I don’t know. Currently, I can’t imagine ever not writing. What would I do with myself? Even if I’m not writing for clients (a rare event, granted, but sometimes my evening and weekends allow a little me time), I’m writing for myself. Novels, short stories, the occasional poem, even the odd blog post now and then (yes, it happens!)… It’s what I love to do the most.
Writing is a strange thing. As the old saying goes, even when a writer isn’t actually writing, they’re thinking about writing. They want to be writing.
So is there really any such things as a former writer? Someone who used to write for a living and now just doesn’t. And if these people do exist, how have they filled the void that used to be all about the words? Writing is, for many, a part of themselves. It’s not just a job, it’s a calling. And to give that up for something else, or to give that up for nothing at all, it just doesn’t seem possible.

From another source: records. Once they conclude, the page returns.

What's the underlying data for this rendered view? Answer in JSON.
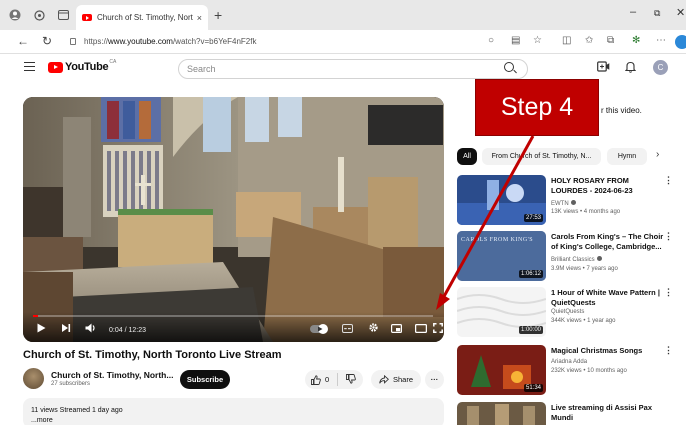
{
  "browser": {
    "tab_title": "Church of St. Timothy, North Toro",
    "tab_close": "×",
    "new_tab": "+",
    "url_prefix": "https://",
    "url_host": "www.youtube.com",
    "url_path": "/watch?v=b6YeF4nF2fk"
  },
  "youtube": {
    "logo_text": "YouTube",
    "logo_country": "CA",
    "search_placeholder": "Search",
    "avatar_letter": "C"
  },
  "player": {
    "time": "0:04 / 12:23",
    "progress_fraction": 0.013
  },
  "video": {
    "title": "Church of St. Timothy, North Toronto Live Stream",
    "channel": "Church of St. Timothy, North...",
    "subscribers": "27 subscribers",
    "subscribe_label": "Subscribe",
    "like_count": "0",
    "share_label": "Share",
    "more_label": "···",
    "views_line": "11 views  Streamed 1 day ago",
    "more_link": "...more"
  },
  "sidebar": {
    "partial_text": "r this video.",
    "chips": [
      "All",
      "From Church of St. Timothy, N...",
      "Hymn"
    ],
    "chip_next": "›",
    "recommendations": [
      {
        "title": "HOLY ROSARY FROM LOURDES - 2024-06-23",
        "channel": "EWTN",
        "verified": true,
        "meta": "13K views • 4 months ago",
        "duration": "27:53"
      },
      {
        "title": "Carols From King's – The Choir of King's College, Cambridge...",
        "channel": "Brilliant Classics",
        "verified": true,
        "meta": "3.9M views • 7 years ago",
        "duration": "1:06:12",
        "thumb_text": "CAROLS FROM KING'S"
      },
      {
        "title": "1 Hour of White Wave Pattern | QuietQuests",
        "channel": "",
        "verified": false,
        "meta": "344K views • 1 year ago",
        "duration": "1:00:00"
      },
      {
        "title": "Magical Christmas Songs",
        "channel": "Ariadna Adda",
        "verified": false,
        "meta": "232K views • 10 months ago",
        "duration": "51:34"
      },
      {
        "title": "Live streaming di Assisi Pax Mundi",
        "channel": "",
        "verified": false,
        "meta": "",
        "duration": ""
      }
    ],
    "second_rec_channel_alt": "QuietQuests"
  },
  "annotation": {
    "label": "Step 4",
    "color": "#c00000"
  }
}
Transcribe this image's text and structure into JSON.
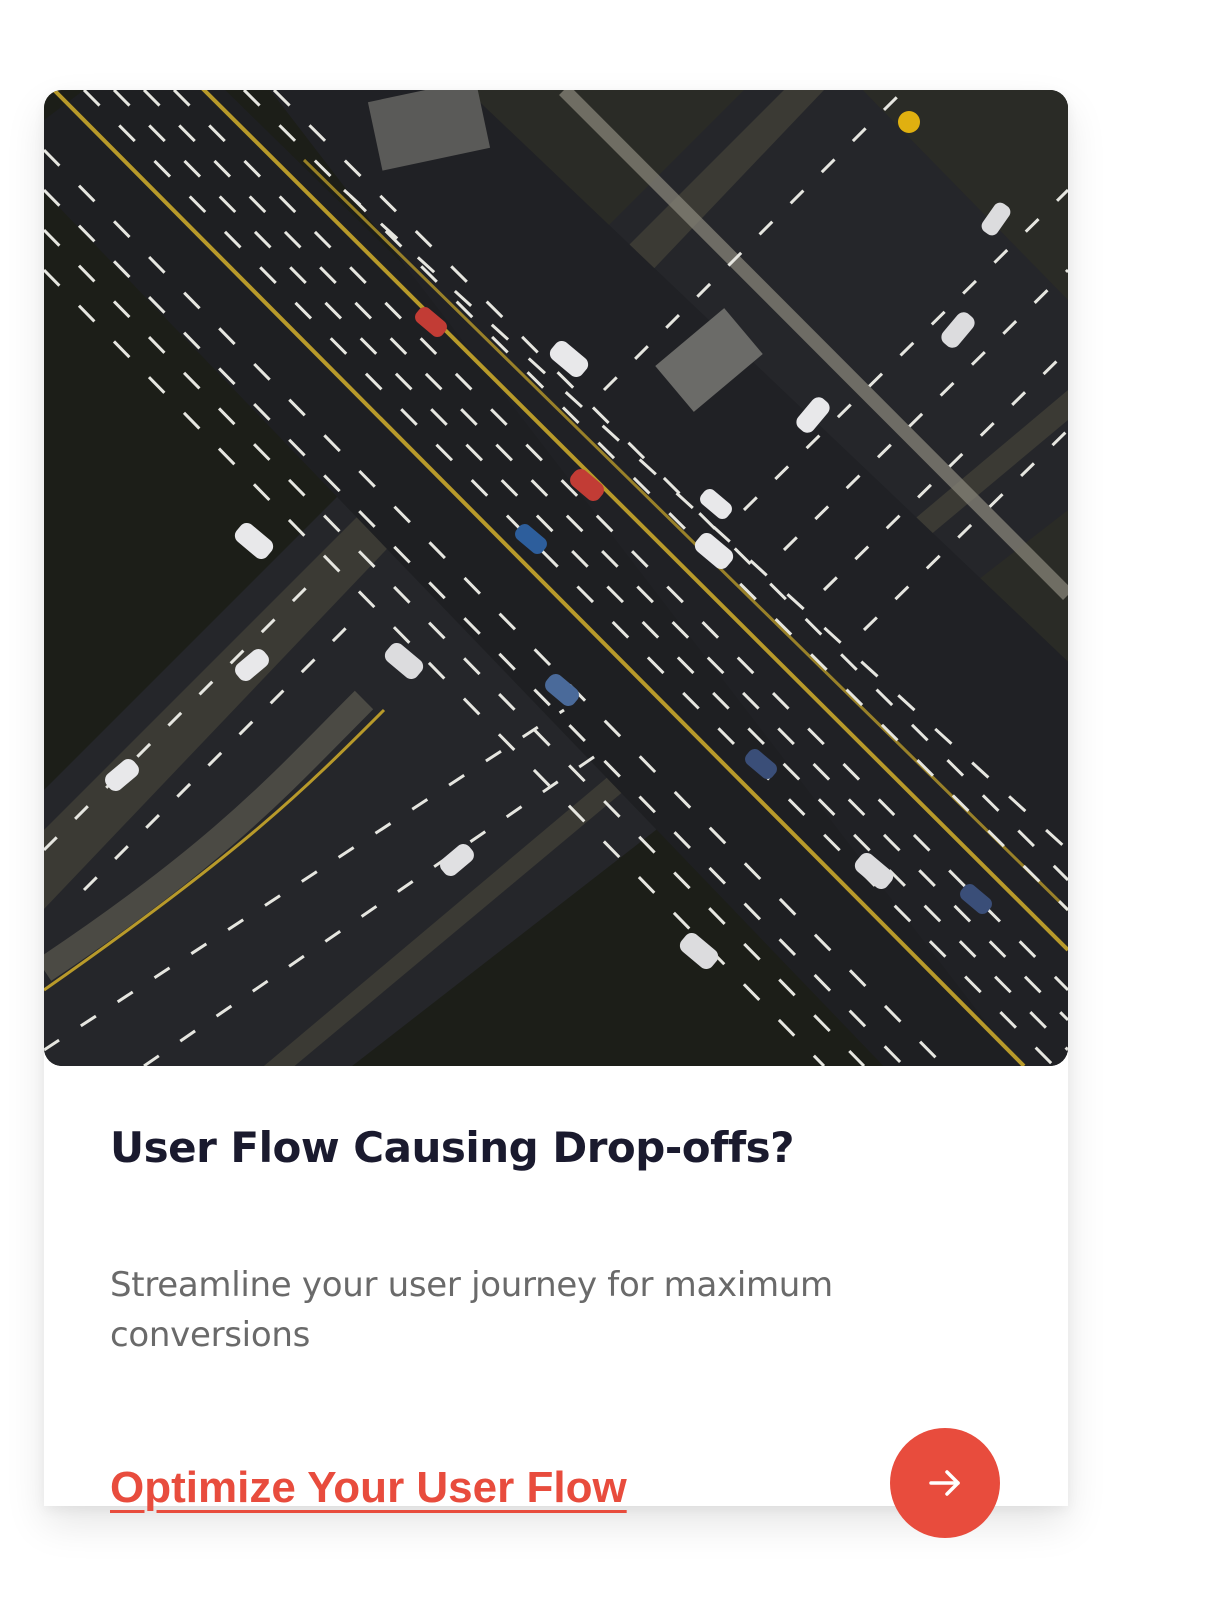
{
  "card": {
    "title": "User Flow Causing Drop-offs?",
    "description": "Streamline your user journey for maximum conversions",
    "cta_label": "Optimize Your User Flow",
    "arrow_icon": "arrow-right-icon",
    "image_subject": "aerial-highway-interchange-photo"
  },
  "colors": {
    "accent": "#e84c3d",
    "title": "#1a1a2e",
    "description": "#6a6a6a",
    "background": "#ffffff"
  }
}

One of my favourite authors, Stephen King, retired once. Guess what he did during his retirement from writing? He wrote. And then he was published. And then he wasn’t retired anymore (not that he ever had been, in my opinion). He just couldn’t help himself, and I, for one, am grateful for that.
But then, what about Shakespeare? In 1613 he just stopped. No more plays, no more sonnets. Of course, for some this is more proof of the astonishing, fascinating, and almost believable conspiracy theory that Shakespeare never actually existed in the first place (more on that in a later blog).
Charles Dickens carried out what can only be described as a ‘farewell tour’, travelling the country and reading his last novel, Our Mutual Friend. Only it wasn’t his last novel because when he died in 1870, he was halfway through writing The Mystery of Edwin Drood. Strangely, and rather wonderfully, this novel (half novel) was actually published in its unfinished state.
Let me know – could you retire? Would you retire? Do you know someone who has and are they any happier for it? Or do they still dip their pens into the ink every now and then when they think no one is looking? I am not sure that someone who used to write would be able to wake up one day and say, “No more. Today is the day I will not type a single word. And I never will again either.”